Back then, Pforzheim had a prolific industrial basis, and thus a lot of people from our village used to work there, either by commuting into town with the bus, or by moving there and living in town. Some were employed in the various factories and workshop. Others, like granny, worked as maids and servants for well-off middle class families.
After losing her first husband and giving birth to my dad, having two young kids and a newborn to care for, she moved back to her home village with the children, despite the shame of a baby born out of wedlock. And by divine grace (or sheer luck), she did so shortly after dad’s birth in December 1944, and thus before February 23rd, 1945.
For on that day, the Royal Air Force bombed the town of Pforzheim, causing a firestorm which killed a third of the town’s population and reduced very large parts of it to ashes and rubble, including the house in which the family had lived before. Even decades later, everybody here in the village vividly remembered how the sky was lit up that night, from the town behind the hill engulfed in flames.
The years right after the war were equally harsh on granny. The family didn’t have enough to eat, despite having a garden, and the fact that her then-husband, my grandpa, was both war-handicapped and had his own issues to deal with certainly didn’t help. Still, they somehow made do, but barely.
Granny carried the invisible scars of those years with her until her death in old age, though, decades after she had to bury the second of her two husbands. For his burial, and despite still being reasonably young herself, she chose a double grave for two people – after all she had encountered during and between two major wars, there seemed to be no hope left for living into an old age herself.
My dad, in turn, still remembered those hunger years right after the war very vividly up to his end.
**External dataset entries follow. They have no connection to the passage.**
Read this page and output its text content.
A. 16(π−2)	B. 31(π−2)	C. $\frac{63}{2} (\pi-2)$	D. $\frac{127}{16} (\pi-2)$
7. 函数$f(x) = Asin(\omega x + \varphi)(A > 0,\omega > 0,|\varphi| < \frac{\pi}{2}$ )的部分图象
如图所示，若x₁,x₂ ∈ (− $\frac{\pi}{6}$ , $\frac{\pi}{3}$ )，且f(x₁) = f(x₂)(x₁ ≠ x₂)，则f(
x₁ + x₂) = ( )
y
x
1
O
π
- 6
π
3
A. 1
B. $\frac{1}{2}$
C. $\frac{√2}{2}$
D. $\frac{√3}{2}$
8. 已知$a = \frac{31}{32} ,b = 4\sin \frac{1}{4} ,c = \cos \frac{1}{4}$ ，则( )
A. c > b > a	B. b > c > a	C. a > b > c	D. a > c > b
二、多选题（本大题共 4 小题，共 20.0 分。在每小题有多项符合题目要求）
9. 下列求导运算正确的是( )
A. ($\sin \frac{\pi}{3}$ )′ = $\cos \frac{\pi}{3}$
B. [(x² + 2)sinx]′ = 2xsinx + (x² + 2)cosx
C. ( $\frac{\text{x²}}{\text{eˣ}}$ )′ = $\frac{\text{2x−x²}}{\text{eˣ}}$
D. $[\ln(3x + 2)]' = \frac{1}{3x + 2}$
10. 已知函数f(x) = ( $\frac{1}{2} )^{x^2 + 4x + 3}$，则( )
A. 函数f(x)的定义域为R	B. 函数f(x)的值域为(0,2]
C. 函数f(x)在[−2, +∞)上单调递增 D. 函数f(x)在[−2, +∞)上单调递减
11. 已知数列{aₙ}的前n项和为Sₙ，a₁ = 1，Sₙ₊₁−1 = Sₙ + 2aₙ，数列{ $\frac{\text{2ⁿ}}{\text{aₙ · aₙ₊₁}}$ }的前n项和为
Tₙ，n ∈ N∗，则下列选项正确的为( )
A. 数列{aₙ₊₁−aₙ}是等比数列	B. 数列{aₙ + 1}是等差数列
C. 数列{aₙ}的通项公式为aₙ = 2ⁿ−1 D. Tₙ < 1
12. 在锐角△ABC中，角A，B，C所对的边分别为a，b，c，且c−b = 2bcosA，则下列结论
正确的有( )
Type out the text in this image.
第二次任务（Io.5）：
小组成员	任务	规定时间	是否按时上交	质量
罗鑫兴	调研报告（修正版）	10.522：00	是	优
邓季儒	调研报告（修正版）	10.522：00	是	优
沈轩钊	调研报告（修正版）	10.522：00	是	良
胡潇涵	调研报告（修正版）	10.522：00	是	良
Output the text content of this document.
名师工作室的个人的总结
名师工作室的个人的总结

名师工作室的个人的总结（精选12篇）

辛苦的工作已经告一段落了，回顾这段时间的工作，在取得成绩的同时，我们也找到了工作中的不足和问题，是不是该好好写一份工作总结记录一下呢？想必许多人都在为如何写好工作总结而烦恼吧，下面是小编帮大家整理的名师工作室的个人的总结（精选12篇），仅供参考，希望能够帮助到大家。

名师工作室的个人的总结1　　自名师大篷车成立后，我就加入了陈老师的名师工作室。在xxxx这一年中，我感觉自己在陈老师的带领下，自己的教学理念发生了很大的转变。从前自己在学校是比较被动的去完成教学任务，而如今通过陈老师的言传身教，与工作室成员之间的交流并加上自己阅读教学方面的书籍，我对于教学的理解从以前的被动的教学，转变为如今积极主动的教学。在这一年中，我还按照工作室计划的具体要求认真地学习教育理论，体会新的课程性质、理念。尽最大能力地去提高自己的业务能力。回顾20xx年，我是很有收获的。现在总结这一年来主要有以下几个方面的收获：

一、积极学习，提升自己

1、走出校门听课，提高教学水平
He was little more than a toddler when his stomach hurt so much at night from going hungry that he got up, snuck into the kitchen, and ate some raw potatoes because that was the only thing available – giving himself a stomach ache and, if I remember correctly, the one and only thrashing he ever received from his dad, but even worse: making his mom cry so hard because he had eaten part of what was supposed to be the family’s meal for the next day (and, I suppose, also from desperation because she couldn’t feed her kids).
Dad and his two older half-siblings went hungry and without breakfast so often that sometimes the wife of a local baker, a distant relative of theirs, gave each of them a small roll on their way to school and kindergarden in the morning, so they’d at least have something to eat at all before lunch. Decades later, my dad still remembered the sheer and raw physical pain of being hungry.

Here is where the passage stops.